Vinyl is one of the touchiest materials to deal with in terms of seeing any defects in the sub-floor through the product. If the sub-floor isn’t perfectly flat and smooth you will absolutely see it and you may even feel it on your feet over time.
This however doesn’t mean that it can’t be done! This is also great news as vinyl tile is one of the easiest and most cost effective ways to redo a floor.
One of the key things you need to install vinyl tile over ceramic tile is to ensure that the ceramic tile has a smooth top. It is also best if all the grout lines are filled without valleys as these will eventually show through to the vinyl.
If there are valleys in the grout you can simply fill them the rest of the way until they are flush with all the surrounding tiles.
There are also other concerns that you need to take into consideration and that is the additional height. While vinyl is thin, prior to purchasing product and starting to lay it you should ensure that your doors will still function properly.
Depending on the door you could cut the bottom of the door off but this isn’t ideal. Ideally there would be enough clearance for the door to function normally without any modifications.
You should also look at any transition you may have between rooms. If there is a height difference, make sure you have a transition strip of some sort to eliminate any tripping hazards. If you have height differences not only may it be a tripping hazard but it could also break the tile or even make it start to peel up.
One final thing that should be noted prior to installation is the cleanliness. It is very important to remove all dust, dirt and grime prior to starting to lay vinyl tile. This will ensure a proper bond between your sub-floor and vinyl tile for many years to come.
Once the sub-floor is prepared and everything is flush with the grout lines filled in you can install the vinyl tile or sheet goods. This can be done the old school way in which you are laying a glue bed down and sticking the tile to it or with self adhesion tiles.
The self adhesion tiles come with stick backs in which you can just pull the backing off and stick them down. This method is super easy to work worth and allows you to stop and start as needed unlike the glue bed which has a dry time.
Should I Pull the Toilet or Cut Vinyl Around It?
While you can cut around the toilet and install a caulk joint between the vinyl tile and the toilet it will be a timely thing to make it look good. I would absolutely recommend pulling the toilet.
This is super easy to to do. To pull the toilet simply turn the water supply off in which there should be a valve between the wall and the toilet itself. Once this is done flush the toilet until all the water is out of the tank.
At this point you should be able to loosen the two screws at the base of the toilet that are holding it in place. Once complete you can simply lift up on the toilet and move it to another room.
The only expense you will run into when pulling a toilet is you should always replace the wax seal. This is especially true if you are adding height to the floor. With the toilet out of the way you can run the vinyl right up to the plumbing saving a lot of skilled cuts and it is much quicker and easier.
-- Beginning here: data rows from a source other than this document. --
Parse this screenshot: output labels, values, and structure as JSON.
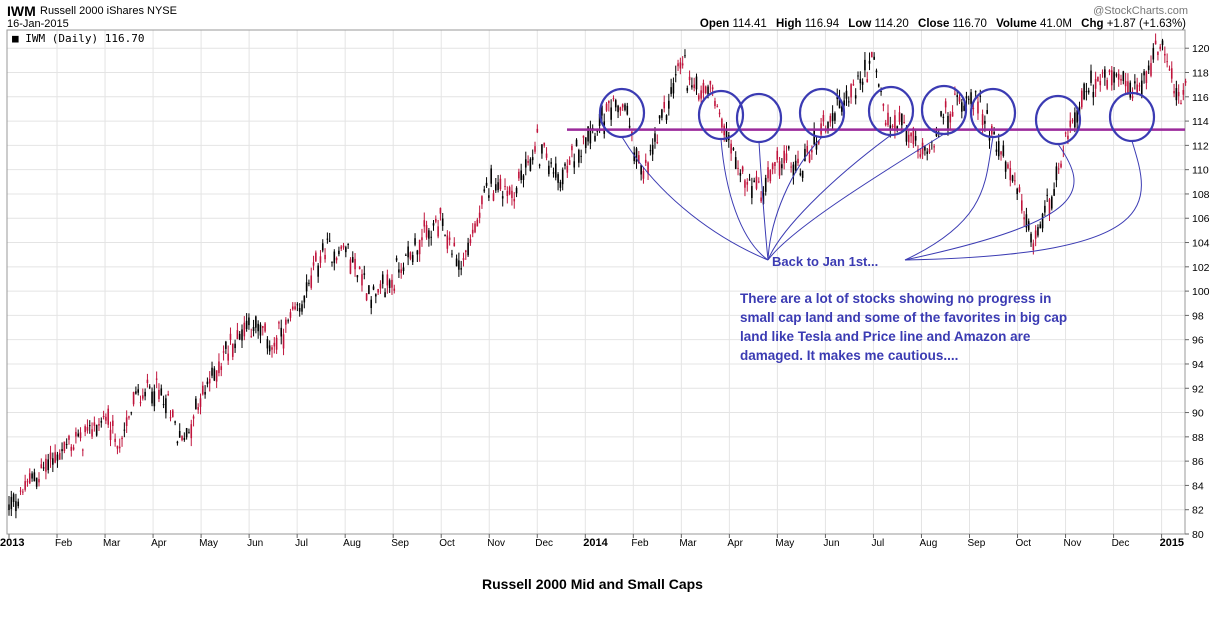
{
  "header": {
    "symbol": "IWM",
    "name": "Russell 2000 iShares",
    "exchange": "NYSE",
    "date": "16-Jan-2015",
    "watermark": "@StockCharts.com",
    "open_label": "Open",
    "open": "114.41",
    "high_label": "High",
    "high": "116.94",
    "low_label": "Low",
    "low": "114.20",
    "close_label": "Close",
    "close": "116.70",
    "volume_label": "Volume",
    "volume": "41.0M",
    "chg_label": "Chg",
    "chg": "+1.87 (+1.63%)"
  },
  "legend": {
    "text": "IWM (Daily) 116.70"
  },
  "annotations": {
    "pointer_text": "Back to Jan 1st...",
    "note": "There are a lot of stocks showing no progress in small cap land and some of the favorites in big cap land like Tesla and Price line and Amazon are damaged. It makes me cautious....",
    "support_line_value": 113.3,
    "support_line_color": "#9b2a9b",
    "circle_color": "#3b3bb3"
  },
  "caption": "Russell 2000 Mid and Small Caps",
  "chart_data": {
    "type": "line",
    "style": "candlestick",
    "up_color": "#000000",
    "down_color": "#c0143c",
    "ylim": [
      80,
      121.5
    ],
    "y_ticks": [
      80,
      82,
      84,
      86,
      88,
      90,
      92,
      94,
      96,
      98,
      100,
      102,
      104,
      106,
      108,
      110,
      112,
      114,
      116,
      118,
      120
    ],
    "x_labels": [
      "2013",
      "Feb",
      "Mar",
      "Apr",
      "May",
      "Jun",
      "Jul",
      "Aug",
      "Sep",
      "Oct",
      "Nov",
      "Dec",
      "2014",
      "Feb",
      "Mar",
      "Apr",
      "May",
      "Jun",
      "Jul",
      "Aug",
      "Sep",
      "Oct",
      "Nov",
      "Dec",
      "2015"
    ],
    "x_label_bold": [
      true,
      false,
      false,
      false,
      false,
      false,
      false,
      false,
      false,
      false,
      false,
      false,
      true,
      false,
      false,
      false,
      false,
      false,
      false,
      false,
      false,
      false,
      false,
      false,
      true
    ],
    "grid": true,
    "axis_side": "right",
    "series": [
      {
        "values": [
          [
            0,
            82.0
          ],
          [
            0.5,
            84.5
          ],
          [
            1,
            86.5
          ],
          [
            1.5,
            88.0
          ],
          [
            2,
            89.5
          ],
          [
            2.3,
            87.0
          ],
          [
            2.6,
            91.0
          ],
          [
            3,
            92.0
          ],
          [
            3.3,
            90.5
          ],
          [
            3.6,
            87.5
          ],
          [
            4,
            91.0
          ],
          [
            4.5,
            95.0
          ],
          [
            5,
            97.5
          ],
          [
            5.5,
            95.5
          ],
          [
            6,
            98.0
          ],
          [
            6.5,
            103.0
          ],
          [
            7,
            103.5
          ],
          [
            7.6,
            99.5
          ],
          [
            8,
            101.0
          ],
          [
            8.5,
            104.0
          ],
          [
            9,
            105.5
          ],
          [
            9.4,
            102.0
          ],
          [
            9.8,
            106.0
          ],
          [
            10,
            109.0
          ],
          [
            10.5,
            108.0
          ],
          [
            11,
            112.0
          ],
          [
            11.5,
            109.0
          ],
          [
            12,
            113.0
          ],
          [
            12.5,
            114.5
          ],
          [
            12.8,
            115.5
          ],
          [
            13.2,
            109.0
          ],
          [
            13.6,
            114.0
          ],
          [
            14,
            119.0
          ],
          [
            14.3,
            116.5
          ],
          [
            14.6,
            117.0
          ],
          [
            15,
            112.5
          ],
          [
            15.3,
            109.0
          ],
          [
            15.7,
            108.0
          ],
          [
            16,
            111.0
          ],
          [
            16.5,
            110.0
          ],
          [
            17,
            114.0
          ],
          [
            17.5,
            116.0
          ],
          [
            18,
            119.0
          ],
          [
            18.3,
            113.5
          ],
          [
            18.6,
            114.0
          ],
          [
            19,
            111.0
          ],
          [
            19.4,
            114.0
          ],
          [
            19.8,
            115.5
          ],
          [
            20,
            116.5
          ],
          [
            20.5,
            113.0
          ],
          [
            21,
            108.0
          ],
          [
            21.3,
            103.5
          ],
          [
            21.7,
            108.0
          ],
          [
            22,
            112.0
          ],
          [
            22.5,
            117.0
          ],
          [
            23,
            117.5
          ],
          [
            23.5,
            116.0
          ],
          [
            24,
            121.0
          ],
          [
            24.3,
            116.0
          ],
          [
            24.5,
            116.7
          ]
        ]
      }
    ]
  }
}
To reinstall the toilet simply get a putty knife and scrape all the excess old wax off. Once complete place the new wax ring down. Grab the toilet, line up the screw holes and set it on the wax ring.
You will notice that the toilet isn’t touching the vinyl all the way around the base of the bowl. This is OK, slowly press down on the toilet rocking it back and fourth on the was ring. This is seeding the toilet to the wax ring to the plumbing.
Once flush with the floor re bolt the bowl down and connect the water supply back to the toilet. Turn the supply back on and you should be back in business!